Beam is the only reason I have trepidation about classifying Michigan as a likely Super Six team. While many of the other teams in this general ranking vicinity have improved throughout the season, the Wolverines remain a 49.100-49.200 team on beam. They have a much better hit percentage than the surrounding teams, but that is somewhat misleading because the hitting is terrifying and always teetering on the edge of 80 falls. Since the first month of the season, it has seemed that one of these days the Wolverines are going to have a massive breakdown. I was almost rooting for it to happen at Big 10s so that they could get it out of the way and readjust before the competitions matter.

That didn’t happen, which is both good and scary. No matter how many times they hit, there are still some wibbly wobblies at the beginning of that lineup that will be the death of Michigan fans until the season is over. A 49.200 is still a victory on the beam, but as has been true for a couple other seeds so far, that 49.200 isn’t going to cut it in a few weeks. A bigger score should be possible. This team is physically capable of going straight 9.850s until 9.9s from Sampson and Zurales. That would be a 49.350, which is about what they should be hoping for. Do we see that happening? 

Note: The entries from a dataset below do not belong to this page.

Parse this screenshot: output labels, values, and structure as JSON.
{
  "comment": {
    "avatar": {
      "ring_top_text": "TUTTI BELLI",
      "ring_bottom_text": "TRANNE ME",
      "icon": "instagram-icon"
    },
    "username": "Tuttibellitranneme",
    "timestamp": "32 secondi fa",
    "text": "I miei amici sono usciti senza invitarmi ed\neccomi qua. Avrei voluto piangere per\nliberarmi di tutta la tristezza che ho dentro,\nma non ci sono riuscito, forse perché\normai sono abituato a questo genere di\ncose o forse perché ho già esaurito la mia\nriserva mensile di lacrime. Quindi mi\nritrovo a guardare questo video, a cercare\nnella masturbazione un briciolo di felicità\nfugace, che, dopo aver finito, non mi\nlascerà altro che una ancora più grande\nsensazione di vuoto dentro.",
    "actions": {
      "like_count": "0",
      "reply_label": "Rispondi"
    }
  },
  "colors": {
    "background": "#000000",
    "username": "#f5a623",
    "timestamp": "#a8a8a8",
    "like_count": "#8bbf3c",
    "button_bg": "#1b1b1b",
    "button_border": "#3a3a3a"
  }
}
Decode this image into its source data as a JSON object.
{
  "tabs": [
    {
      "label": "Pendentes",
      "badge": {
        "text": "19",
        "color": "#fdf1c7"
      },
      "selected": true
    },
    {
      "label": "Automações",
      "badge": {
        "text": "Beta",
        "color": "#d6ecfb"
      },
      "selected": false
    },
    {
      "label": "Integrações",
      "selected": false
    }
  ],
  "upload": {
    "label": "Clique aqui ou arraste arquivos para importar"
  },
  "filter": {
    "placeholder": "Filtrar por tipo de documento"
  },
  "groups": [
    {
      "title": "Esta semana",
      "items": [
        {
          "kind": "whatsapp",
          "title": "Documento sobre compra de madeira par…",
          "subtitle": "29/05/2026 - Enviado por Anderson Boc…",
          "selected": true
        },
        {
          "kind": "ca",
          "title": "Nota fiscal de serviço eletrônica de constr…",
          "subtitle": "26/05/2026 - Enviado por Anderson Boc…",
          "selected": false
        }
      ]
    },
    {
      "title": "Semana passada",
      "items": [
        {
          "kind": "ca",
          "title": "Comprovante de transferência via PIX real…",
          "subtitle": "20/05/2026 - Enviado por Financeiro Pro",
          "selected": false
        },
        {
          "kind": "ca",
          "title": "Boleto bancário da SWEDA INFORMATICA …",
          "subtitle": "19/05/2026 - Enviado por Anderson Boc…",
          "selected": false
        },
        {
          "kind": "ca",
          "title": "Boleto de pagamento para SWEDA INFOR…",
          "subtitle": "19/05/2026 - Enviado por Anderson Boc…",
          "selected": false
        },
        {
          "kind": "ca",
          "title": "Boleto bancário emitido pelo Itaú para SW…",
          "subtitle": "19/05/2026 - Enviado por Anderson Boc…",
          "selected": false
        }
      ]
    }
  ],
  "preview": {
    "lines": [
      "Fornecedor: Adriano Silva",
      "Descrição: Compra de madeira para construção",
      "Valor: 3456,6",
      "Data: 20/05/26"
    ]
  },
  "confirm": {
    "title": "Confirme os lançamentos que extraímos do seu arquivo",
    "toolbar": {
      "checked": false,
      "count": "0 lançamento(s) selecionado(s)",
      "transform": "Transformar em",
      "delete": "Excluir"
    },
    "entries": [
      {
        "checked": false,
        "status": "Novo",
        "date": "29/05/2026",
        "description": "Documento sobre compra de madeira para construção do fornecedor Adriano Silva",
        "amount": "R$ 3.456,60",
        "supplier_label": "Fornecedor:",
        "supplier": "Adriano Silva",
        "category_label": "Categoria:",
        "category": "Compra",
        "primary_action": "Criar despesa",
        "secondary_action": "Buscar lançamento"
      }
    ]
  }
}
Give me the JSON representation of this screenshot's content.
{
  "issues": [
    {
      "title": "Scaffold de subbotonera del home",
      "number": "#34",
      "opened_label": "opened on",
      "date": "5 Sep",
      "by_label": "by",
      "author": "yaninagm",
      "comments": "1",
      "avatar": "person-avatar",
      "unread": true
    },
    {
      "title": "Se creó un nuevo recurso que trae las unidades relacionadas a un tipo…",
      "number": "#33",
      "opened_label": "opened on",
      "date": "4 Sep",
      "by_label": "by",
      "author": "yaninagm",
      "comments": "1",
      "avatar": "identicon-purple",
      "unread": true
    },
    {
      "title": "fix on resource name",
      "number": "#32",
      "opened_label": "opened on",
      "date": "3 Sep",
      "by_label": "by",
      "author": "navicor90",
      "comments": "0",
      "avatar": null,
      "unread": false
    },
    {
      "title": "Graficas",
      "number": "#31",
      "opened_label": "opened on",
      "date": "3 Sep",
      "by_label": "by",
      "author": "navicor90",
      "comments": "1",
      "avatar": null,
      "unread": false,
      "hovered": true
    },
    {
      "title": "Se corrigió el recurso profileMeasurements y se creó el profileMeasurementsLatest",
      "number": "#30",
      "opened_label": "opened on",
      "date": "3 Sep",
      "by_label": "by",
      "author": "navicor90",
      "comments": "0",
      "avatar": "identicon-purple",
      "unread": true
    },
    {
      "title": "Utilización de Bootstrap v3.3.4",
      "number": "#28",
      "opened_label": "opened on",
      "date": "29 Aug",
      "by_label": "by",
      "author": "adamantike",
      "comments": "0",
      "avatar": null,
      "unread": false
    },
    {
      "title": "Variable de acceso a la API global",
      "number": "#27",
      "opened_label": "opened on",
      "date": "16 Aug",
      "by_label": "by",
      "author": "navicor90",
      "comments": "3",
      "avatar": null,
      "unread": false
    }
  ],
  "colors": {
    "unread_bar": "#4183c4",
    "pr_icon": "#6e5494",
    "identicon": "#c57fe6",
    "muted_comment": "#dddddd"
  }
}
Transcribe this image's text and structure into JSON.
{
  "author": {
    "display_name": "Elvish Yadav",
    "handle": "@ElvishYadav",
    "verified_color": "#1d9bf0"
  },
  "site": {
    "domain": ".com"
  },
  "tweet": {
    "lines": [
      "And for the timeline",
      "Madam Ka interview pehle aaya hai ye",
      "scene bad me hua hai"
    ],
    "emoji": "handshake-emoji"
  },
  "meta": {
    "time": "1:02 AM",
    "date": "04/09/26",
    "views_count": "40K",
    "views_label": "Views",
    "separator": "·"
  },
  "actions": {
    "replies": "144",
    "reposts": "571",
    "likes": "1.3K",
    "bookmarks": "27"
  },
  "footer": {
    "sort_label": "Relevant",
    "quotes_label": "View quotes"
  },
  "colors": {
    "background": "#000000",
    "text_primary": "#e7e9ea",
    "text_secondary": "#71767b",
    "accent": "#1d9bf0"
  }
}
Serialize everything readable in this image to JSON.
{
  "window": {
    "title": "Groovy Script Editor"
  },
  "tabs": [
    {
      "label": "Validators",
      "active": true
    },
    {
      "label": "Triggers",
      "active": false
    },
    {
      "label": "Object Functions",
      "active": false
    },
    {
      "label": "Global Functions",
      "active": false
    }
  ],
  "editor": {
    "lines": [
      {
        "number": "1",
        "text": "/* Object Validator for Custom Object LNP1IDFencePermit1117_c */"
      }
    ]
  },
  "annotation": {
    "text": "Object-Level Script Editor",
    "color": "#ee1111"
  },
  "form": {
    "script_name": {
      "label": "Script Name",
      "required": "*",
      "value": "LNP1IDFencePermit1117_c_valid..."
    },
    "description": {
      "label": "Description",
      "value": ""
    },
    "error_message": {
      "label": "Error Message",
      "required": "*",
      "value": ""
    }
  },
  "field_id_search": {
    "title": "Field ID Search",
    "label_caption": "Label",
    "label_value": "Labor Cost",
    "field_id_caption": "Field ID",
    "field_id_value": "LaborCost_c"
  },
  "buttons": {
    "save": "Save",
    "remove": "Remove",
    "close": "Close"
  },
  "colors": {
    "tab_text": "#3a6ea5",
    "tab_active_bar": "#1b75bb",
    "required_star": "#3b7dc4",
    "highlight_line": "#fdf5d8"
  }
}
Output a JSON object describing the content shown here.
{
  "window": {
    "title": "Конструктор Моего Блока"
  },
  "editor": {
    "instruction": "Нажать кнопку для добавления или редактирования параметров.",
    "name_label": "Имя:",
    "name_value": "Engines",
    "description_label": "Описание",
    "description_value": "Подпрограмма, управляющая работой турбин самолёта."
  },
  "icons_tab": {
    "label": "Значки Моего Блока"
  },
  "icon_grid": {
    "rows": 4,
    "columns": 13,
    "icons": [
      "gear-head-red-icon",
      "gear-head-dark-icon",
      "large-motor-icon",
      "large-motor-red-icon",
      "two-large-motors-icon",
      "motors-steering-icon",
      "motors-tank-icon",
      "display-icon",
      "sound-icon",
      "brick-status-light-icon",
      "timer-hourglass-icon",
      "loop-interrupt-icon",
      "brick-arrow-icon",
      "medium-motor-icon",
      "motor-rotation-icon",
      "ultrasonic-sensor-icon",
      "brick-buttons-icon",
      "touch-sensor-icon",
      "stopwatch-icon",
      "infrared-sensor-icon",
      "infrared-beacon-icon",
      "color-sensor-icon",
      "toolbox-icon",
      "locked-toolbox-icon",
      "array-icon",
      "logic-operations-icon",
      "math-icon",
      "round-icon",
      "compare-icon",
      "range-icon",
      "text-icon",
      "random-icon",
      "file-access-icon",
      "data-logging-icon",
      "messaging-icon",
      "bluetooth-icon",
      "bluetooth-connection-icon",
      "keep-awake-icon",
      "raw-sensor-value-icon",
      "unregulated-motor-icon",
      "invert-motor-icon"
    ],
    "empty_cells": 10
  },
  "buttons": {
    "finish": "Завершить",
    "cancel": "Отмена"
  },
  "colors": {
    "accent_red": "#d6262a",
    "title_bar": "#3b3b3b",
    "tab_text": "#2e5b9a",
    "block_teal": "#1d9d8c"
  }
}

Unless something odd and home-ish happens for West Virginia or unless Michigan has a storm of multiple weak events, even a counting beam fall would be unlikely to be the end of the world here, and the team should advance comfortably regardless of the beam situation. The other rotations should be 49.500 all the way through. The slow start on floor from Big 10s looks to be just a blip that won’t repeat itself. That lineup has been a slate of consistent 9.9s for weeks. I was so impressed with bars at the beginning of the season, but some inconsistency of both hitting and landing has crept in. It hasn’t been a completely constant or upward trajectory. It has been more of a wave pattern, so watch for their position on the wave during regionals. I think it will be good, but it’s not a guarantee.

Nebraska would have been the clear #2 team at this regional had it not been for the Big 10s performance where this team finally hit to capability on four events at the same time and proved the ability to beat Michigan. On vault, Nebraska gives away very few non-landing deductions, so when they’re sticking, the judges have less to take than they might from other teams, which partially accounts for the huge score on the event from Big 10s. Those landings will need to be duplicated this weekend in order to challenge Michigan.

One of my concerns from earlier in the year was the control on the floor landings. It seemed that every pass of every routine had some form of bounce back, which led to far too many 9.7s. The Huskers do not have the big tumbling of some of the other top 10 teams, so it is that much more important that their landings be precise. The talent of Wong and DeZiel on floor is clear and exceptional, and they can pull the team out of a sloppy start if necessary. Still, watch for the competitiveness of the early floor routines. Michigan should have an edge there with Beilstein and can build up an advantage. 

No one would sneeze at a 49.335 RQS on bars, but Nebraska can be better than that. Both Wong and Giblin are potential 9.950s when hitting, but Giblin has been a little erratic this season and has an average of just 9.752. They’ll need all the rest of her routines to be good ones. Nebraska has been miles better on the beam this season than last year, but it remains the weak event and is still a concern in the pressure situations. Because Michigan also struggles there, Nebraska won’t have to beam all that spectacularly to win the meet, but the competition to make Super Six this year is deep enough that teams with weak events won’t make it. They teetered slightly at Big 10s and need to pull it back at regionals. 

The Outsiders
It will take a mistake for either of the top two teams to end up scoring in the mid 196s, which is probably the peak for the remaining teams (with varying degrees of likelihood). If Michigan and Nebraska go 5/6 on each event, they should both go through comfortably.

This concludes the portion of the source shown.